Ric-8 controls Drosophila neural progenitor asymmetric division by regulating heterotrimeric G proteins

Asymmetric division of Drosophila neuroblasts (NBs) and the Caenorhabditis elegans zygote uses polarity cues provided by the Par proteins, as well as heterotrimeric G-protein-signalling that is activated by a receptor-independent mechanism mediated by GoLoco/GPR motif proteins(1,2). Another key component of this non-canonical G-protein activation mechanism is a non-receptor guanine nucleotide-exchange factor (GEF) for G alpha, RIC-8, which has recently been characterized in C. elegans and in mammals(3-6).
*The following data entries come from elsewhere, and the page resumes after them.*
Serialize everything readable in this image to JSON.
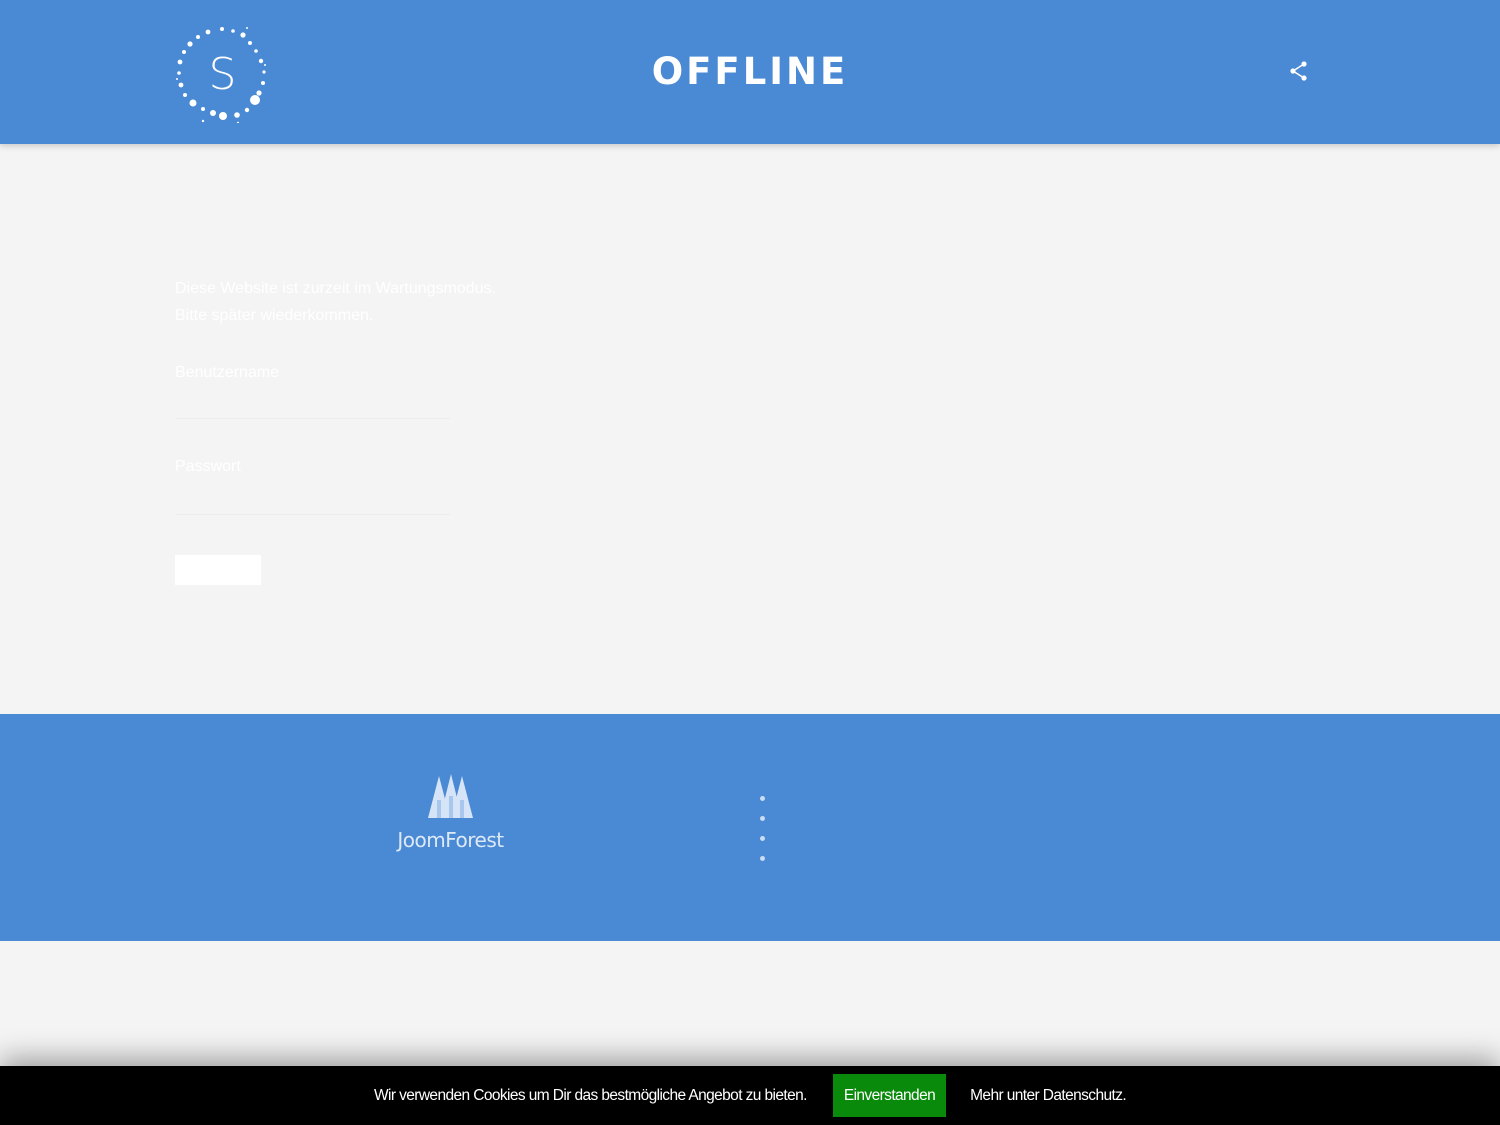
{
  "header": {
    "logo_letter": "S",
    "title": "OFFLINE",
    "share_icon": "share-icon"
  },
  "main": {
    "message_line1": "Diese Website ist zurzeit im Wartungsmodus.",
    "message_line2": "Bitte später wiederkommen.",
    "username_label": "Benutzername",
    "username_value": "",
    "password_label": "Passwort",
    "password_value": "",
    "login_button_label": ""
  },
  "footer": {
    "brand": "JoomForest",
    "brand_icon": "trees-icon"
  },
  "cookie": {
    "text": "Wir verwenden Cookies um Dir das bestmögliche Angebot zu bieten.",
    "accept_label": "Einverstanden",
    "more_label": "Mehr unter Datenschutz."
  },
  "colors": {
    "brand_blue": "#4a89d3",
    "background": "#f4f4f4",
    "accept_green": "#0a8a0a",
    "cookie_bar": "#000000"
  }
}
We show here that the Drosophila Ric-8 homologue is required for asymmetric division of both NBs and pI cells. Ric-8 is necessary for membrane targeting of G alpha i, Pins and G beta 13F, presumably by regulating multiple G alpha subunit( s). Ric-8 forms an in vivo complex with Gai and interacts preferentially with GDP - G alpha i, which is consistent with Ric-8 acting as a GEF for G alpha i. Comparisons of the phenotypes of G alpha i, Ric-8, G beta 13F single and Ric-8; G beta 13F double loss-of-function mutants indicate that, in NBs, Ric-8 positively regulates G alpha i activity. In addition, G beta gamma. acts to restrict G alpha i ( and GoLoco proteins) to the apical cortex, where Gai ( and Pins) can mediate asymmetric spindle geometry.